Ang Lee’s sci-fi action thriller pits the star against a Fresh Prince-era version of himself

If I didn’t know it well enough before, I know it now: everybody loves Will Smith. It’s a balmy September evening in Budapest – at the Budavári palace, to be exact – and we are celebrating Smith’s 51st birthday. Patience is a virtue. It’s a slow process. It’s not just that random groups of tourists spot him from all the way down the hillside, bursting into spontaneous renditions of Happy Birthday, which he obliges with waves and warm gestures.
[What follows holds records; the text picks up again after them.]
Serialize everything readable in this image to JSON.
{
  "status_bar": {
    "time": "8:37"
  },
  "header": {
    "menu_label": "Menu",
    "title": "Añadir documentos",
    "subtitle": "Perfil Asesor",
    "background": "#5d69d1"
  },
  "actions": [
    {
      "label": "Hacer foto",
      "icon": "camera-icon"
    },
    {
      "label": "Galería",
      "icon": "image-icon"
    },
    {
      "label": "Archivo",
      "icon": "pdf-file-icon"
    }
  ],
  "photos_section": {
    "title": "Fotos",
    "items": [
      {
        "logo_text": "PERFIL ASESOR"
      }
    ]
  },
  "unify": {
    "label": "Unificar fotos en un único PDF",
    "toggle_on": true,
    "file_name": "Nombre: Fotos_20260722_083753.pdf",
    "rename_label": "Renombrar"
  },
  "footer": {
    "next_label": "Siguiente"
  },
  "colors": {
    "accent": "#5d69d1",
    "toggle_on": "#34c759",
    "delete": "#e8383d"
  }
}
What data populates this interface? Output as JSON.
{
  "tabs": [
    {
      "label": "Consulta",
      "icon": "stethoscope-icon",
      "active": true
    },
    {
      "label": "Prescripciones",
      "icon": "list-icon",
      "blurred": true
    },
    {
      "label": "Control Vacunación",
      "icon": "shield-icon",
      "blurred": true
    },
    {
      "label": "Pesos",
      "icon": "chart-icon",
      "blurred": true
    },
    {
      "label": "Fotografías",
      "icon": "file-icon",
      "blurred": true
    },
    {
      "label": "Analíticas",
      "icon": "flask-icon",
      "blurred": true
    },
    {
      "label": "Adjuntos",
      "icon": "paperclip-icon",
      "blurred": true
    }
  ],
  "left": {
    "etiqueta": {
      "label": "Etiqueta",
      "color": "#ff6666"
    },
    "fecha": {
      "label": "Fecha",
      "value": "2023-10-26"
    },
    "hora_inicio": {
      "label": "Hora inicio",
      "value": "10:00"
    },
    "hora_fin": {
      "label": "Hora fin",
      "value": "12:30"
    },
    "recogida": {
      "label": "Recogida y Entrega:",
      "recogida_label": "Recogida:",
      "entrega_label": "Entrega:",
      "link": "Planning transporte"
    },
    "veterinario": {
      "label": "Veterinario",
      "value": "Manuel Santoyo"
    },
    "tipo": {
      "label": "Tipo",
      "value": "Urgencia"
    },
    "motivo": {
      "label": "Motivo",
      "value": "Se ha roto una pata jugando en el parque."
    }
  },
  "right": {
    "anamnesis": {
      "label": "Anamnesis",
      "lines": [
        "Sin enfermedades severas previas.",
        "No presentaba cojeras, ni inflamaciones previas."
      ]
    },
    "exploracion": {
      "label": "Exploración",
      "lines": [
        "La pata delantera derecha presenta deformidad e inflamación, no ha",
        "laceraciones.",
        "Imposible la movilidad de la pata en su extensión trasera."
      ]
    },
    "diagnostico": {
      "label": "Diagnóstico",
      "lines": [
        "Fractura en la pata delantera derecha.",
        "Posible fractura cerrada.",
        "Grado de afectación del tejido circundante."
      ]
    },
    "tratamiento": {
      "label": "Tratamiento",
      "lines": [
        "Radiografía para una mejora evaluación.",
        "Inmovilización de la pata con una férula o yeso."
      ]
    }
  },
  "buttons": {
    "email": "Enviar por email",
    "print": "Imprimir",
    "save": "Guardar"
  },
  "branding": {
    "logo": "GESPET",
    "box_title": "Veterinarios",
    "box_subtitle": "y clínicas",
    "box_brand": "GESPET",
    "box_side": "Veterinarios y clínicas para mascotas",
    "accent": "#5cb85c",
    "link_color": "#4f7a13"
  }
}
Later he’ll take to a town square for even more public partying with DJ Jazzy Jeff.

Even the normally cynical hacks seem enchanted by his presence. As he moves along the red carpet, he is subjected to many more renditions of Happy Birthday; he is handed cakes and home-baked cookies; he is presented with souvenir mugs from everywhere from Munich to Moscow. He bounces from journalist to journalist, supplying professional and polished answers.

As he is promoting Gemini Man, a film in which he plays himself and a younger variation of himself – more on that later – he is asked at least half a dozen times what advice he might like to impart to himself circa Fresh Prince of Bel-Air.

“I’ve talked about that a lot,” he says, gamely, again and again, in variations on the theme. “In my youth I was so naive, and I realise now that there’s a power in the not knowing. When you are in your 20s and you don’t know how the world is, you don’t know the difficulties you are facing.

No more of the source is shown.